Sheikh Ahmed Gabyow was a famous Somali poet and warrior mullah from the Abgaal Hawiye clan. Gabyow lived in the coastal areas north of Mogadishu in the first few decades of the Italian occupation. He was well known for the masafo reciting and producing several dozen as a genre of Somali poetry that is usually composed by religious men.

Sheekh Ahmed Gabyow, also known as Sheekh Gabyow, or just Gabyow or by his full name Sheekh Axmed Abiikar 'Sheikh Wacdiyow', recited this poem at the end of June 1891 after the battle of cadale and battle of Warsheikh, killing the Warship Lieutenant Carlo Zavagli along with 60 Italian colonial troops said to have been the first call for Somali nationalism.

We are fighting for the Somalis
We fight those who commit evil
Oh ye reject colonial infidels
Before the wind of death takes you
Turning to ashes to be eaten by worms
So rear the path for future generations

After another heroic defeat at Lafoole 1896 dubbed the "Somali Adwa" and "Strago di Lafole" by the Italians, resulting in the death of Italian Consul General Antonio Cecchi, the most important expeditionist and fervent promoter of the Italian Colonial Administration, Italian ships bombed the coasts of Nimow and Jasira before withdrawing to their limited areas of influence on the coast for some years.

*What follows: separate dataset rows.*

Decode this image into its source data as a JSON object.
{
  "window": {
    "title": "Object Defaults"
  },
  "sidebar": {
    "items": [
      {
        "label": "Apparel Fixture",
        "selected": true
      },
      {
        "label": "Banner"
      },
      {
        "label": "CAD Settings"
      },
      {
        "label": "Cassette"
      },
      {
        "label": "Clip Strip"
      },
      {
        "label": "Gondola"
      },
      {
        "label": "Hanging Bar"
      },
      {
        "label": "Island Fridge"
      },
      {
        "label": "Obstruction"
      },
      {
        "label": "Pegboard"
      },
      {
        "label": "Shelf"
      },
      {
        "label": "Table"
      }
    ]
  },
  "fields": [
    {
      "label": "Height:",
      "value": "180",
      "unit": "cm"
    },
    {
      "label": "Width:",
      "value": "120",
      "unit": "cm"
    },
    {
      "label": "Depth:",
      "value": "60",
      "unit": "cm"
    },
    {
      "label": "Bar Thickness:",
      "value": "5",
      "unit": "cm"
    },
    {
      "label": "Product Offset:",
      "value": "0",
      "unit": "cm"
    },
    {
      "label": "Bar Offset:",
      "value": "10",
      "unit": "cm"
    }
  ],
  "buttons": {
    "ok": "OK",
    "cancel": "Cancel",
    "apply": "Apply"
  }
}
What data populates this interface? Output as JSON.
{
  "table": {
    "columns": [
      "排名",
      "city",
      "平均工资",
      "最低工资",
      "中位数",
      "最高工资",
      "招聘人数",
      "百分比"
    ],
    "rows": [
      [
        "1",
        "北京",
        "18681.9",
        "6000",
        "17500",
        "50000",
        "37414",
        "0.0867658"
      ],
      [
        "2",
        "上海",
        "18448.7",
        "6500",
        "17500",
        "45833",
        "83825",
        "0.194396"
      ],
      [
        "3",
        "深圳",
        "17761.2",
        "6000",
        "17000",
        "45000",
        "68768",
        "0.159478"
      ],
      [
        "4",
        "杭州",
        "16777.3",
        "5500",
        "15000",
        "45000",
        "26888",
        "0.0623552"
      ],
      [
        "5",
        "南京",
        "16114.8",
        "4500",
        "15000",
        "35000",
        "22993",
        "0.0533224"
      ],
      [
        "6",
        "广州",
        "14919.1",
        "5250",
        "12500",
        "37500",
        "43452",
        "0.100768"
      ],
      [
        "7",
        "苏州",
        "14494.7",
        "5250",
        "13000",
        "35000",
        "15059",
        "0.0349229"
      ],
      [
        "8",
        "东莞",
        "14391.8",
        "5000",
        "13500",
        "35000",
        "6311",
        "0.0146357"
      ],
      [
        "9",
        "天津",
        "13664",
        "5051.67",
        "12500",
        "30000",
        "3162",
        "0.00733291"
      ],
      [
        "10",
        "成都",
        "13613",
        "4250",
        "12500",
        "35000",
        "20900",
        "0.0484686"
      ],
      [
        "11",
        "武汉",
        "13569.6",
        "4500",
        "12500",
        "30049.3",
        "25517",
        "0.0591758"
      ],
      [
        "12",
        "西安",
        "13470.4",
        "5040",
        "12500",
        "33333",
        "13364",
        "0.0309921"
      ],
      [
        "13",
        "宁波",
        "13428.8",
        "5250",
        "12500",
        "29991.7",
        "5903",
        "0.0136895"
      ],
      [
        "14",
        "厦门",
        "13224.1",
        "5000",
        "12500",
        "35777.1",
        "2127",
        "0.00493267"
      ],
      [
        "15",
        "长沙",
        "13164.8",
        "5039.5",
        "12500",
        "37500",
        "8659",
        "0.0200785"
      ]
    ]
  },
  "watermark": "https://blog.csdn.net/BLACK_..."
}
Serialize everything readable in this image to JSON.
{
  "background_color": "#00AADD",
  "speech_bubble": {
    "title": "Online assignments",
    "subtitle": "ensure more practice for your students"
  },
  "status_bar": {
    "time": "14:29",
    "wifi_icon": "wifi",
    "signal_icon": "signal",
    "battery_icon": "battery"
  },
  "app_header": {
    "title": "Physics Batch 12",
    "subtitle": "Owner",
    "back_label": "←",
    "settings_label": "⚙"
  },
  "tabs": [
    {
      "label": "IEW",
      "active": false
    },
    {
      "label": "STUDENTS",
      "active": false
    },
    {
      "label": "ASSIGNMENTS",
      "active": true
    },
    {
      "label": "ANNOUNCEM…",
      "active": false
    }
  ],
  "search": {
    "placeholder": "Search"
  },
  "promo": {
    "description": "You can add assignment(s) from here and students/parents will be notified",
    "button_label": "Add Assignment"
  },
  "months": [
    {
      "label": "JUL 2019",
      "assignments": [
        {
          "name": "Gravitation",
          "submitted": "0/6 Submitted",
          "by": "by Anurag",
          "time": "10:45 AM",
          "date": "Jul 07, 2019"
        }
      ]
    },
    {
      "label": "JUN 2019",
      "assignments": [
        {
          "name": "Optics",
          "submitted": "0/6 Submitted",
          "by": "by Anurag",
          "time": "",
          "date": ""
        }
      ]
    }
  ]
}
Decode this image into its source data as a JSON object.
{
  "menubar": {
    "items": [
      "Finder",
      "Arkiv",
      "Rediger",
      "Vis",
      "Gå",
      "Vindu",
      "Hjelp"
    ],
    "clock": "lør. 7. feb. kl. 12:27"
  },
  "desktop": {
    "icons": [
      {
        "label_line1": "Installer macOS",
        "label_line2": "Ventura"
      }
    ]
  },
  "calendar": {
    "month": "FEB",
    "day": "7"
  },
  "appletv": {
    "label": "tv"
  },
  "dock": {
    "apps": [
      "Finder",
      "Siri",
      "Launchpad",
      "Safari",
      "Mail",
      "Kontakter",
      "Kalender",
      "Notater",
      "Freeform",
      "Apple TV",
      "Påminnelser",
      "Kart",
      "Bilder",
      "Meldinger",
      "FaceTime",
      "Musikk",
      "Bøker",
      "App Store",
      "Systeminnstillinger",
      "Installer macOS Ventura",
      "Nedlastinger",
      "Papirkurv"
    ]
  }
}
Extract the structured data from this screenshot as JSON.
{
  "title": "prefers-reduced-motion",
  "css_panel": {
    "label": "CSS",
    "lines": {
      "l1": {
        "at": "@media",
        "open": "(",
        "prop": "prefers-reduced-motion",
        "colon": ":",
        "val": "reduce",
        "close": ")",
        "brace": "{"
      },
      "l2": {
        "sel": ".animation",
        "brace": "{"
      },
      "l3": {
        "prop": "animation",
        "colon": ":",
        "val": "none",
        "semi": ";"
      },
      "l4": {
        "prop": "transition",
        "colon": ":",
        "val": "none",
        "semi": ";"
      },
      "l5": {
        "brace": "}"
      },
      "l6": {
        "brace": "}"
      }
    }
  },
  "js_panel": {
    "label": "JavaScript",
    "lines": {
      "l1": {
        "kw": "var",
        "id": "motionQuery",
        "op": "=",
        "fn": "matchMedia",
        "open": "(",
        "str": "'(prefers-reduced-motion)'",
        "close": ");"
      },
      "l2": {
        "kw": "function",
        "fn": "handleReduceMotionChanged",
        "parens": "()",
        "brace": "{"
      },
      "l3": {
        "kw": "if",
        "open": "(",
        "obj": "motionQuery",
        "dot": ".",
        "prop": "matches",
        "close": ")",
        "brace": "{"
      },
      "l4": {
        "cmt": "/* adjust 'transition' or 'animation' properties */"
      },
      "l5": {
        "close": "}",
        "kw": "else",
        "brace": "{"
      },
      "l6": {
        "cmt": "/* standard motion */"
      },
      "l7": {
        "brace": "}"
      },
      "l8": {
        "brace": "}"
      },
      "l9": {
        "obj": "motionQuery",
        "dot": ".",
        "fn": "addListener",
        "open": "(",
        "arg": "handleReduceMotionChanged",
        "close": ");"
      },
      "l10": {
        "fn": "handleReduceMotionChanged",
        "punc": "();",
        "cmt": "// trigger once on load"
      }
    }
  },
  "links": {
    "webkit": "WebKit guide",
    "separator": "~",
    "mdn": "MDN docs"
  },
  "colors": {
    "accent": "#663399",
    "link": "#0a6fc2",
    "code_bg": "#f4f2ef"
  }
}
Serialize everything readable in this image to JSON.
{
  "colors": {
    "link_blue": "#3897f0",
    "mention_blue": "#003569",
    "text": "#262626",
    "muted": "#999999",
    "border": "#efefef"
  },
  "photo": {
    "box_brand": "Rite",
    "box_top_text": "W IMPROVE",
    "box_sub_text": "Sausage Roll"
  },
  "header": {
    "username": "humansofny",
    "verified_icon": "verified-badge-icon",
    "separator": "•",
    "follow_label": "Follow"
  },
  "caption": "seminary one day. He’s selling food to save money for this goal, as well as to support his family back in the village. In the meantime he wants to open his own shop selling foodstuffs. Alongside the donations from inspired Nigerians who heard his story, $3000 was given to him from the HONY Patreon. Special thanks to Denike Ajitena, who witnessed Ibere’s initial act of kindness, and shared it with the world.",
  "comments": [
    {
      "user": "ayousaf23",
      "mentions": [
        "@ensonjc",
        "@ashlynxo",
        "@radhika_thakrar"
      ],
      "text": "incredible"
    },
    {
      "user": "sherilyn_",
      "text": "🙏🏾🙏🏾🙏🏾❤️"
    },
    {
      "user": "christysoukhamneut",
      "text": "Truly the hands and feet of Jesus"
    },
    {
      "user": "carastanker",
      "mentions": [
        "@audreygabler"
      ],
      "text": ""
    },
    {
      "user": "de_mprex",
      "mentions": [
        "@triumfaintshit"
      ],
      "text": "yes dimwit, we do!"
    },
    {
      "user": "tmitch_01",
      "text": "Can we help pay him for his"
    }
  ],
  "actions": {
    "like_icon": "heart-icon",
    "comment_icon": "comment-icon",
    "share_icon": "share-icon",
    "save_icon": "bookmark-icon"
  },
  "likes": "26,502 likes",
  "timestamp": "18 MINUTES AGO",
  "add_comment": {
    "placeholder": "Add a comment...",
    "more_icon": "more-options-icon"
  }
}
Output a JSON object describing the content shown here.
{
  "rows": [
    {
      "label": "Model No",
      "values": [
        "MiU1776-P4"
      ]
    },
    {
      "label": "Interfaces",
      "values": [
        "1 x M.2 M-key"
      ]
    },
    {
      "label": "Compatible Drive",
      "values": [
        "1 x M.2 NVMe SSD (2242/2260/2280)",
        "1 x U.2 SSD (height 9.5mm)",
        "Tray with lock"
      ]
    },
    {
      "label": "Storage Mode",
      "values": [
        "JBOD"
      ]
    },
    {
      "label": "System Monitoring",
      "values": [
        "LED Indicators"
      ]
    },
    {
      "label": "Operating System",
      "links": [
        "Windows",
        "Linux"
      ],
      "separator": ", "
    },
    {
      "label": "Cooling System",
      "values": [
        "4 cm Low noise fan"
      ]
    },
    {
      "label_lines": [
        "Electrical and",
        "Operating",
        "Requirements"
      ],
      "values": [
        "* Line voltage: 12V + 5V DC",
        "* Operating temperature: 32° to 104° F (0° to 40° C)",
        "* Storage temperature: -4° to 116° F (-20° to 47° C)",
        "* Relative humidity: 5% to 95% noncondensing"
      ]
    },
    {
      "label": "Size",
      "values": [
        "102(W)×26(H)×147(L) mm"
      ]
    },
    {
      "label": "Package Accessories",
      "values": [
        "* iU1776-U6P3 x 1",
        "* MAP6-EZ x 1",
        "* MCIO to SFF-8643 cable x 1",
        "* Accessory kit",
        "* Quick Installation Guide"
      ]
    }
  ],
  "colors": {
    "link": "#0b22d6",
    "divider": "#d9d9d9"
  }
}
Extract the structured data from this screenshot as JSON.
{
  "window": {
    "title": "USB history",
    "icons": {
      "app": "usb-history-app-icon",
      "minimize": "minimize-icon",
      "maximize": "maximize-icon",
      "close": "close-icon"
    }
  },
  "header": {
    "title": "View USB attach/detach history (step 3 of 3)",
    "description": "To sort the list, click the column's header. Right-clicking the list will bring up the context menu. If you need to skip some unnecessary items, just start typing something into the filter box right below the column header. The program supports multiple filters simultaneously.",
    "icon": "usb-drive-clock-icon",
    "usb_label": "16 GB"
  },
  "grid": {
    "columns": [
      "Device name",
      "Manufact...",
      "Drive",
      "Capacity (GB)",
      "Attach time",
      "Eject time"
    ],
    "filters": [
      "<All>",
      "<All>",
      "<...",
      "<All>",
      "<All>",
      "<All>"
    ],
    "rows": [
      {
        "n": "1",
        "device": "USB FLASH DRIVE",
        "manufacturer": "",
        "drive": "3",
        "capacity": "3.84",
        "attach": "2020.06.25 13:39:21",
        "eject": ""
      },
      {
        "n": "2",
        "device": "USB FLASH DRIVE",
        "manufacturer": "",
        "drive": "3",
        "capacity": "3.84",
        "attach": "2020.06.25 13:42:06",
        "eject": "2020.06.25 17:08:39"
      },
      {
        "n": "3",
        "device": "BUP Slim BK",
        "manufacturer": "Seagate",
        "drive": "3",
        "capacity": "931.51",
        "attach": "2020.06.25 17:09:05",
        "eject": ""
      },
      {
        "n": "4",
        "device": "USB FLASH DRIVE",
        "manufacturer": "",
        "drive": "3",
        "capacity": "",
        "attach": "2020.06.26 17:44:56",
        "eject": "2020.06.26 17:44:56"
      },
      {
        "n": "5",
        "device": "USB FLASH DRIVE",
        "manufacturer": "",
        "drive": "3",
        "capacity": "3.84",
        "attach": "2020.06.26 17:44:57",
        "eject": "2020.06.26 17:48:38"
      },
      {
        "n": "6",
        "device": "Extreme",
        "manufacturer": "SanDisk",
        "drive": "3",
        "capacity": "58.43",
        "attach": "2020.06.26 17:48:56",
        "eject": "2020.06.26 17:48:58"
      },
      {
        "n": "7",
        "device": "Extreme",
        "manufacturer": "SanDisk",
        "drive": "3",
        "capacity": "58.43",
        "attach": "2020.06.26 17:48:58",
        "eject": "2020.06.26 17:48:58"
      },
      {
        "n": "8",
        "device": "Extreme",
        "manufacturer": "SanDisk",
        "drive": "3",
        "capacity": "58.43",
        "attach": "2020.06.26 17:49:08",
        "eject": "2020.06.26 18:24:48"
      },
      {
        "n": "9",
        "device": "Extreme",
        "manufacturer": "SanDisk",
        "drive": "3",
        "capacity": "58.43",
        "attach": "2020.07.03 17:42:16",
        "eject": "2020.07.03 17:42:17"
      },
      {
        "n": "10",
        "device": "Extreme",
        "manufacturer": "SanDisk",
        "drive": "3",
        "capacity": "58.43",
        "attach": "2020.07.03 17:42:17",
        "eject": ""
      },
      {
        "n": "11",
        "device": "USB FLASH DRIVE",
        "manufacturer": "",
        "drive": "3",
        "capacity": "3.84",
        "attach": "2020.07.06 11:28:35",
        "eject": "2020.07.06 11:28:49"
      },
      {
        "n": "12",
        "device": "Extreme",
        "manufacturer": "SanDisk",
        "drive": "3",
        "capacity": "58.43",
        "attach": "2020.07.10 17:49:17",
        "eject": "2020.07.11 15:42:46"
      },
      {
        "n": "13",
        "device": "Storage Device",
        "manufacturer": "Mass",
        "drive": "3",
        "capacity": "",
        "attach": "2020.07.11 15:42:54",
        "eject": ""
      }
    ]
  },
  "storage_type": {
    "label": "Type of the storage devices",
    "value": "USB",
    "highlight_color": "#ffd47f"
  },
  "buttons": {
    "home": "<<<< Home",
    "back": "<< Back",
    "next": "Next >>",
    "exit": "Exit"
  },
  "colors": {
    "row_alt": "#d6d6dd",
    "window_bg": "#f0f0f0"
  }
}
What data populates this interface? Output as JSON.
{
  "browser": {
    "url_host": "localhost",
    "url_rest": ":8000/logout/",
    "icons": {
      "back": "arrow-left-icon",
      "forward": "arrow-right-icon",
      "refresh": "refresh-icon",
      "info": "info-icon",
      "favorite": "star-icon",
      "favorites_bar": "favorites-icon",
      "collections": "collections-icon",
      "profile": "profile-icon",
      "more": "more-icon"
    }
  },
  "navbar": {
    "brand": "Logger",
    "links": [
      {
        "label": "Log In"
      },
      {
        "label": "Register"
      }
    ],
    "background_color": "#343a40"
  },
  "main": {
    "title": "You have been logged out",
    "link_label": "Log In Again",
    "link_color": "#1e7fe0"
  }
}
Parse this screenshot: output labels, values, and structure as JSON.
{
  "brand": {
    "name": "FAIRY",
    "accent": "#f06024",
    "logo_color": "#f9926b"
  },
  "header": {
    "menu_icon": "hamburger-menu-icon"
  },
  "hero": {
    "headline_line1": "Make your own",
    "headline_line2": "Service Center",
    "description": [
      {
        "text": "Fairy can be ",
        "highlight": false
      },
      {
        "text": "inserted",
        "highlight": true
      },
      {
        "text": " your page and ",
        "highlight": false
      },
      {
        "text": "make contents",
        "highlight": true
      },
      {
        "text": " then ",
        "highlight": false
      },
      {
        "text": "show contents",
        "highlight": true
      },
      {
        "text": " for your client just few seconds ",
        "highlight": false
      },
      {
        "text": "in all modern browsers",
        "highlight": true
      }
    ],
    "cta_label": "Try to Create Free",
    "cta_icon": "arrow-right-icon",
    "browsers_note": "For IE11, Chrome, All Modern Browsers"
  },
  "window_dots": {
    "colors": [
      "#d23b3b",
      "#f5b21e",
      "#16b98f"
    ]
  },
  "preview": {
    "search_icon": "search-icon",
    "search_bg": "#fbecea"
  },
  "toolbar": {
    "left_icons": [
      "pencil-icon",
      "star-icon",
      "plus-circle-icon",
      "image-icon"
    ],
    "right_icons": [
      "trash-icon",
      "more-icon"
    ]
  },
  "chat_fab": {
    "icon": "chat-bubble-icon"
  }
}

His grandson, Mohamed Shiekh Gabiow, became a prominent politician as the SYL Minister who designed the Somali constitution of 1960 and became the Ruling Party's parliamentary whip. Married to the granddaughter of the great Somali nationalist religious leader and his grandfathers comrade, Sheikh Hassan Barsane, he also would later become a close advisor to President Ali Mahdi. He died in London 2016.